Puis le paysage. Vaste, grandiose, inspirant. La montagne attire le regard vers le haut. Je me sens littéralement soulevé. Mon corps est léger malgré la fatigue et les 12 kilos que je porte sur le dos. Il y a de l’horizon, du ciel. Je peux, plus souvent qu’autrement, voir loin. La bordée de neige accentue l’effet de la lumière à cette altitude et tout est resplendissant. L’effet sur le moral se fait sentir. Je dois me pincer pour me rappeler à quel point je suis chanceux d’être ici.

Et puis, il y a le rythme de la marche. Il y a, pour moi, quelque chose d’essentiel dans une longue randonnée. Parcourir un chemin de nombreuses journées, ça se vit à la fois dans le corps, dans la tête et dans l’âme. Plus encore, il y a, dans le fait de déambuler à la vitesse de ses pas, quelque chose de pure et de rassurant qui permet de goûter intensément chaque moment.

Les métaphores avec la Vie sont peut-être faciles et peu originales, mais ça ne les rend pas moins vraies.
Qu’il fasse beau ou moins beau, que le sentier soit facile ou difficile, que je sois fatigué ou pas, il me suffit, une fois la direction choisie, de mettre un pied devant l’autre. Je ne me pose plus de questions, il n’y a plus de doutes, il n’y a que le plaisir d’avoir choisi, et de suivre, sa voie.
Quand il fait beau, je savoure. Je prends le temps de m’arrêter, de respirer et de regarder, et il monte en moi un sentiment de plénitude et de gratitude.
Quand le temps est moins clément, je baisse la tête, et je continue de mettre un pied devant l’autre.
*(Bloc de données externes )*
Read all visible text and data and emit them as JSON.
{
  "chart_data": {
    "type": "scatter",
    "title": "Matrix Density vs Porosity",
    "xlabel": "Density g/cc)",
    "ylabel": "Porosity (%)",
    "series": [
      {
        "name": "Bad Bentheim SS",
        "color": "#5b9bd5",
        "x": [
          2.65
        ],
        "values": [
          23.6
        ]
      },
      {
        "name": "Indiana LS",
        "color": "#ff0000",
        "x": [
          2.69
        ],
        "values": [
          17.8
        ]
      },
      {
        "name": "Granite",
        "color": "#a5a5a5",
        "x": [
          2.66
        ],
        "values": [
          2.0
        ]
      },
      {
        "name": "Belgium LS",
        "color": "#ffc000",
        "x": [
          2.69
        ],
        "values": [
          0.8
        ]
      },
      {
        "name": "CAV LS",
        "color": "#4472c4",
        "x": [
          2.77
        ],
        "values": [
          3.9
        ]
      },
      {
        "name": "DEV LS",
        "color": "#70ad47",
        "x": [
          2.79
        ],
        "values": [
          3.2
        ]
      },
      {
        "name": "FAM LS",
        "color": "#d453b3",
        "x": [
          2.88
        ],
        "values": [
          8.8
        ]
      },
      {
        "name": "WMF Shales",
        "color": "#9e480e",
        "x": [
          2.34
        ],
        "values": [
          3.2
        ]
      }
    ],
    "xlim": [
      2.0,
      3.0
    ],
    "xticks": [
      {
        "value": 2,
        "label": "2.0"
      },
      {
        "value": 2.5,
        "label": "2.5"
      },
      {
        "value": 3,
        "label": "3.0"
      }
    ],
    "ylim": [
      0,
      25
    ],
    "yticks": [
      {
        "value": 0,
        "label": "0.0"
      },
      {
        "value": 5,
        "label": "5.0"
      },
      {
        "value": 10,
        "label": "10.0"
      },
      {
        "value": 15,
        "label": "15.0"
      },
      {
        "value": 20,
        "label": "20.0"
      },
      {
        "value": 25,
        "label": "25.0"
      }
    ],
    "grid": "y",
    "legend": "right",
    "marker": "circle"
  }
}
C’est futile de pester contre le mauvais temps, ça ne fait que rendre l’expérience plus difficile. Il n’y a qu’à l’accepter et à poursuivre sa route avec détermination. Il n'existe rien de constant si ce n'est le changement disait Bouddha. L’acceptation de cette grande vérité est plus facile dans la nature. Ça se sent dans les trippes.

Durant cette marche j’ai (re)trouvé mon rythme. L’objectif final existe, mais il est loin. Il n’y a pas de temps défini pour franchir les étapes. Il n’y a donc pas d’obligation de résultat pour aujourd’hui outre peut-être celui d’être présent. En fait, même l’objectif final, ce n’est qu’un prétexte, une orientation qui permet d’entamer le mouvement. Il importe relativement peu si je me rends où pas, il n’y a que la route. Ayant cette perspective, je ne mesure pas la distance parcourue ni celle qu’il me reste à parcourir. Je n’ai pas hâte d’arriver car je suis submergé par car ce que je vis, ici et maintenant. La marche devient en sorte une méditation active.

Et elle est active. Il ne faudrait pas que je vous donne l’impression qu’une telle randonnée ne demande pas un effort physique soutenu. C’est quand même de nombreuses heures de marche par jour, plus de 3000 mètres de montée (et de descente…) et un confort rudimentaire. Cet effort est en fait directement lié au sentiment de bien-être. Selon Wikipédia, « les endorphines, ou endomorphines, sont des composés opioïdes peptidiques endogènes. Elles sont secrétées par l'hypophyse et l'hypothalamus chez les vertébrés lors d'activité physique intense, excitation, douleur et orgasme. Elles ressemblent aux opiacés par leur capacité analgésique et à procurer une sensation de bien-être ». Il paraît que la quantité d'endorphines augmente pendant l'exercice et atteint cinq fois les valeurs de repos, 30 à 45 minutes après l'arrêt de l'effort et que les sports d'endurance sont les plus endorphinogènes. Mens sana in corpore sano disaient les romains.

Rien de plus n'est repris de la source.